3. The method according to claim 2, wherein the lesion is a wart, papilloma, or pre-cancerous lesion.

4. The method according to claim 3, wherein the wart is a cutaneous wart, head and neck area papilloma, wart or condyloma, ano-genital wart, or an epidermodysplasia verruciformis lesion.

5. The method according to claim 3, wherein the pre-cancerous lesion is a vulvar, vaginal, anal, cervical, penile, external genitalia, urethra, bladder, or head and neck area lesion.

6. The method according to claim 1, wherein the papillomavirus virus-like particles or capsomeres comprise an L1 polypeptide and optionally an L2 polypeptide.

7. The method according to claim 1, wherein the contacted papillomavirus-infected tissue is an ano-genital tissue or an oral tissue.

8. The method according to claim 1, wherein said contacting is carried out by administering the composition sublesionally, intralesionally, perilesionally, or systemically.

9. The method according to claim 1, wherein said contacting is effective to reduce the extent or size of papillomavirus-infected tissue.

10. The method according to claim 1, wherein said contacting is effective to inhibit growth of the papillomavirus-infected tissue.

11. The method according to claim 1, wherein said contacting is effective to inhibit formation of new lesions in tissue adjacent to papillomavirus-infected tissue.

12. A method of treating an individual having a papillomavirus infection, the method comprising:

providing a composition comprising a plurality of papillomavirus virus-like particles or capsomeres; and

contacting papillomavirus-infected tissue of the individual with the composition under conditions effective to treat the papillomavirus infection in the individual.

13. The method according to claim 12, wherein the papillomavirus-infected tissue is a lesion or tumor.

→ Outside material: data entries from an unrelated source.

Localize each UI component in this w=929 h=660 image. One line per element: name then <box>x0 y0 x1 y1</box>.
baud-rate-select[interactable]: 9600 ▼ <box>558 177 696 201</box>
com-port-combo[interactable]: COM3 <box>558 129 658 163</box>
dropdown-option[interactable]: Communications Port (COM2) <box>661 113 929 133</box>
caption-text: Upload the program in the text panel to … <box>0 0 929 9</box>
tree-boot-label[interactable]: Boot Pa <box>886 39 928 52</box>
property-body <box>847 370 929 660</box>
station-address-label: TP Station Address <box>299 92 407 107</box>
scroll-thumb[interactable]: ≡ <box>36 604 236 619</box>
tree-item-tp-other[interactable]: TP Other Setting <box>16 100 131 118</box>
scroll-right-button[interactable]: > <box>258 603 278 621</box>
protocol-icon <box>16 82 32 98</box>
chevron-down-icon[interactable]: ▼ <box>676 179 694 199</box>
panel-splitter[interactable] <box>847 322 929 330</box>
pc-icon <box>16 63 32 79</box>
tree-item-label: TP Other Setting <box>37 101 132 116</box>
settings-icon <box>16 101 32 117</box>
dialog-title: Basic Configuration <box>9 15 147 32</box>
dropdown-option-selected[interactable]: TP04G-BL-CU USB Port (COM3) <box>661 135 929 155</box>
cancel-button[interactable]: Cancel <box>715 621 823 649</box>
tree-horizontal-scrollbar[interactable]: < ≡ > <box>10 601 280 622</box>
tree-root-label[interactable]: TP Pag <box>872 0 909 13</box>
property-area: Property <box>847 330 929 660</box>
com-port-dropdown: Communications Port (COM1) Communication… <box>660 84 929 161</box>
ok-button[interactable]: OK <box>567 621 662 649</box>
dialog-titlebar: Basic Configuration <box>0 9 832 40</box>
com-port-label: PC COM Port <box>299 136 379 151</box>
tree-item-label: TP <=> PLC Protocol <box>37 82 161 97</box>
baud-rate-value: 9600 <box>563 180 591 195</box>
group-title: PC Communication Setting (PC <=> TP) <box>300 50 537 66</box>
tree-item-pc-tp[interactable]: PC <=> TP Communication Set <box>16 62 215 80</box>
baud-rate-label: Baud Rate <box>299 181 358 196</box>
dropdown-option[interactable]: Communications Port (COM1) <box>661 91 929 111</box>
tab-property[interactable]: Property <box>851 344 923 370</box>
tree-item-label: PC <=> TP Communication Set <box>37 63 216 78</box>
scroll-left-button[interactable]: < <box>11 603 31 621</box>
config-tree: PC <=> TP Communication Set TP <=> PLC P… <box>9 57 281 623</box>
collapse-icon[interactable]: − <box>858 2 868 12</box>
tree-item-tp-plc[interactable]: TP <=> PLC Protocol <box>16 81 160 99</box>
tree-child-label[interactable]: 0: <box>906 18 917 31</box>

14. The method according to claim 13, wherein the lesion is a wart, papilloma, or pre-cancerous lesion.

15. The method according to claim 14, wherein the wart is a cutaneous wart, head and neck area papilloma, wart or condyloma, ano-genital wart, or an epidermodysplasia verruciformis lesion.

16. The method according to claim 14, wherein the pre-cancerous lesion is a vulvar, vaginal, anal, cervical, penile, external genitalia, urethra, bladder, or head and neck area lesion.

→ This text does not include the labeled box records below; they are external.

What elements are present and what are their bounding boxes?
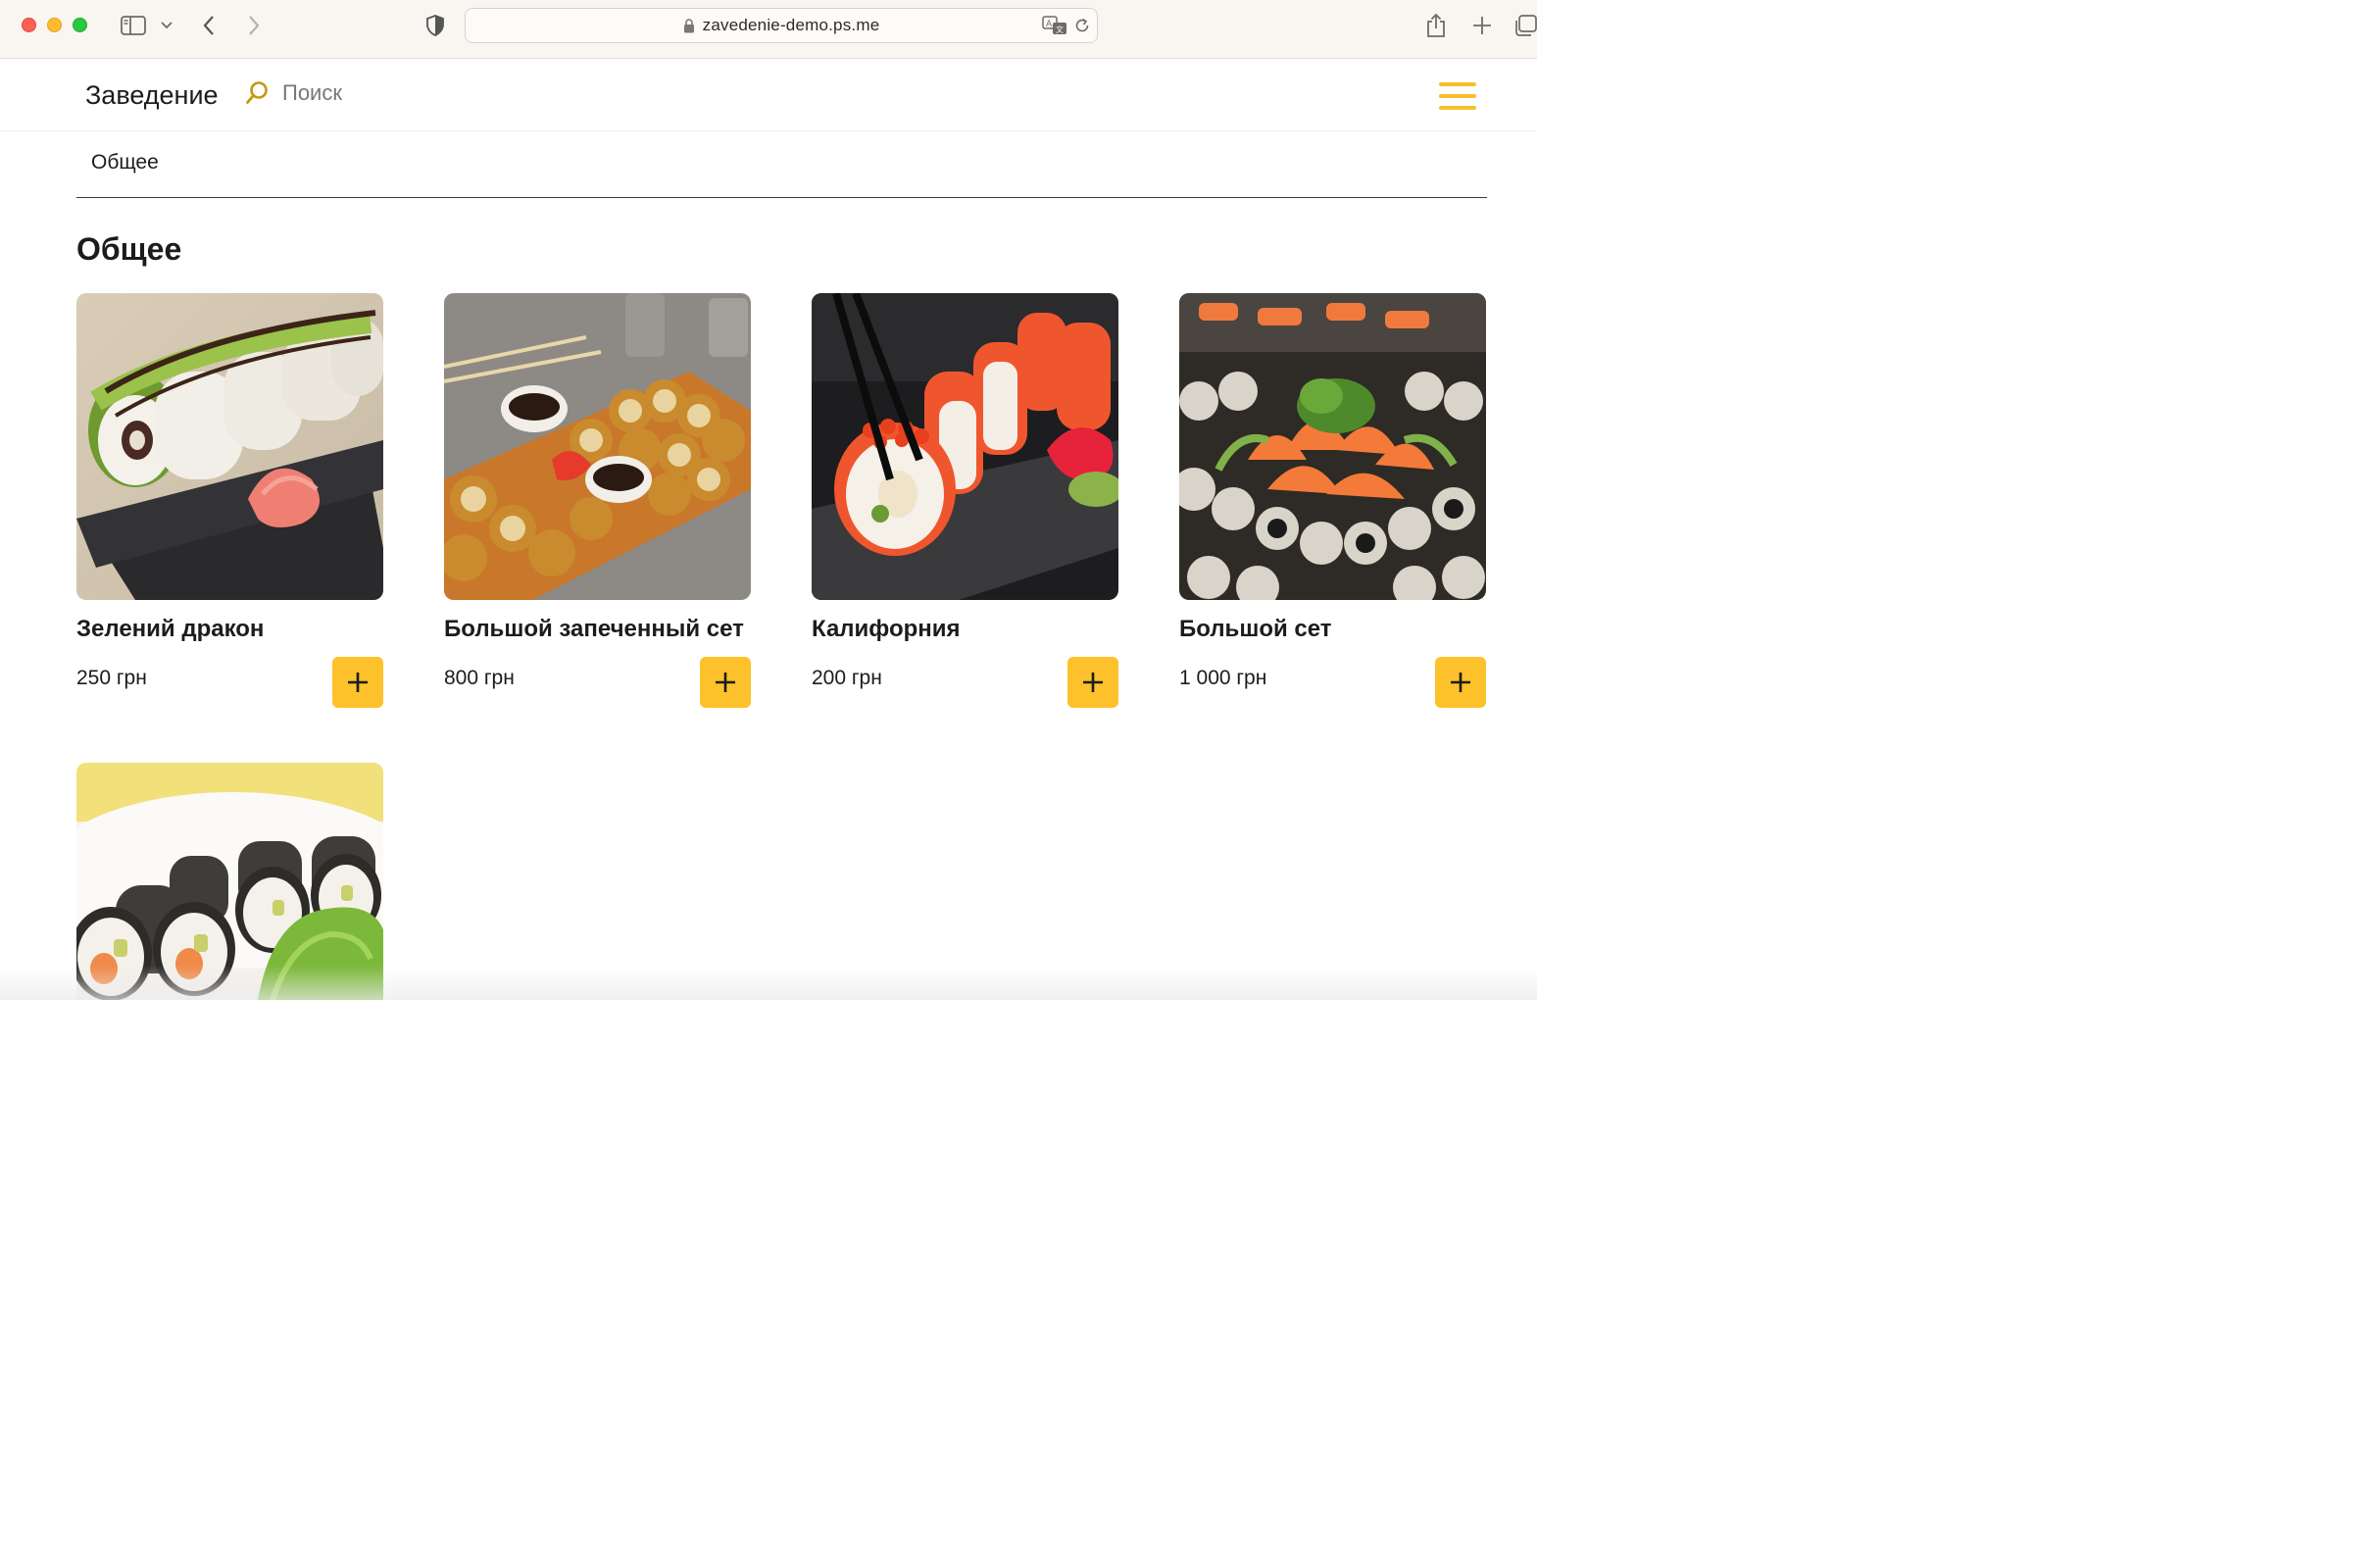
product-card: Зелений дракон 250 грн bbox=[76, 293, 383, 710]
reload-icon bbox=[1075, 18, 1089, 32]
product-image[interactable] bbox=[76, 763, 383, 1000]
new-tab-button[interactable] bbox=[1468, 10, 1496, 41]
chevron-right-icon bbox=[249, 16, 260, 35]
plus-icon bbox=[1451, 673, 1470, 692]
translate-icon: A 文 bbox=[1042, 16, 1066, 34]
category-tabs: Общее bbox=[76, 131, 1487, 198]
lock-icon bbox=[683, 18, 695, 33]
search-icon bbox=[246, 81, 268, 104]
zoom-window-button[interactable] bbox=[73, 18, 87, 32]
add-to-cart-button[interactable] bbox=[1067, 657, 1118, 708]
hamburger-icon bbox=[1439, 82, 1476, 86]
product-name[interactable]: Большой запеченный сет bbox=[444, 616, 751, 643]
add-to-cart-button[interactable] bbox=[700, 657, 751, 708]
share-icon bbox=[1427, 13, 1445, 37]
shield-icon bbox=[426, 15, 444, 36]
sidebar-toggle-button[interactable] bbox=[118, 10, 149, 41]
menu-button[interactable] bbox=[1437, 80, 1478, 112]
forward-button[interactable] bbox=[241, 10, 267, 41]
add-to-cart-button[interactable] bbox=[1435, 657, 1486, 708]
browser-toolbar: zavedenie-demo.ps.me A 文 bbox=[0, 0, 1537, 59]
brand-name[interactable]: Заведение bbox=[85, 80, 219, 111]
product-price: 800 грн bbox=[444, 667, 515, 689]
tab-overview-dropdown[interactable] bbox=[157, 10, 176, 41]
chevron-left-icon bbox=[203, 16, 214, 35]
tab-overview-button[interactable] bbox=[1515, 10, 1537, 41]
privacy-report-button[interactable] bbox=[421, 10, 449, 41]
product-image[interactable] bbox=[76, 293, 383, 600]
tabs-icon bbox=[1515, 15, 1537, 36]
tab-general[interactable]: Общее bbox=[91, 151, 159, 175]
product-name[interactable]: Калифорния bbox=[812, 616, 1118, 643]
url-text: zavedenie-demo.ps.me bbox=[702, 16, 880, 34]
site-header: Заведение bbox=[0, 59, 1537, 131]
share-button[interactable] bbox=[1421, 10, 1451, 41]
plus-icon bbox=[348, 673, 368, 692]
translate-button[interactable]: A 文 bbox=[1042, 16, 1067, 35]
minimize-window-button[interactable] bbox=[47, 18, 62, 32]
product-card: Калифорния 200 грн bbox=[812, 293, 1118, 710]
back-button[interactable] bbox=[196, 10, 222, 41]
section-title: Общее bbox=[76, 231, 182, 267]
product-price: 250 грн bbox=[76, 667, 147, 689]
product-image[interactable] bbox=[444, 293, 751, 600]
close-window-button[interactable] bbox=[22, 18, 36, 32]
product-image[interactable] bbox=[812, 293, 1118, 600]
hamburger-icon-line bbox=[1439, 94, 1476, 98]
product-image[interactable] bbox=[1179, 293, 1486, 600]
product-price: 1 000 грн bbox=[1179, 667, 1267, 689]
product-name[interactable]: Большой сет bbox=[1179, 616, 1486, 643]
product-card: Большой запеченный сет 800 грн bbox=[444, 293, 751, 710]
hamburger-icon-line bbox=[1439, 106, 1476, 110]
product-price: 200 грн bbox=[812, 667, 882, 689]
reload-button[interactable] bbox=[1073, 17, 1091, 34]
plus-icon bbox=[716, 673, 735, 692]
product-card bbox=[76, 763, 383, 1000]
search-input[interactable] bbox=[282, 80, 537, 106]
product-card: Большой сет 1 000 грн bbox=[1179, 293, 1486, 710]
address-bar[interactable]: zavedenie-demo.ps.me A 文 bbox=[465, 8, 1098, 43]
plus-icon bbox=[1473, 17, 1491, 34]
svg-text:A: A bbox=[1046, 20, 1053, 29]
product-name[interactable]: Зелений дракон bbox=[76, 616, 383, 643]
add-to-cart-button[interactable] bbox=[332, 657, 383, 708]
sidebar-icon bbox=[121, 16, 146, 35]
search-bar[interactable] bbox=[245, 80, 537, 106]
svg-text:文: 文 bbox=[1056, 25, 1064, 34]
chevron-down-icon bbox=[161, 22, 173, 29]
plus-icon bbox=[1083, 673, 1103, 692]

17. The method according to claim 12, wherein the papillomavirus virus-like particles or capsomeres comprise an L1 polypeptide and optionally an L2 polypeptide.

18. The method according to claim 12, wherein the contacted papillomavirus-infected tissue is an ano-genital tissue or an oral tissue.

19. The method according to claim 12, wherein said contacting is carried out by administering the composition sublesionally, intralesionally, perilesionally, or systemically.

20. The method according to claim 12, wherein said contacting is effective to reduce the extent or size of papillomavirus-infected tissue.

21. The method according to claim 12, wherein said contacting is effective to inhibit growth of the papillomavirus-infected tissue.

22. The method according to claim 12, wherein said contacting is effective to inhibit formation of new lesions in tissue adjacent to papillomavirus-infected tissue.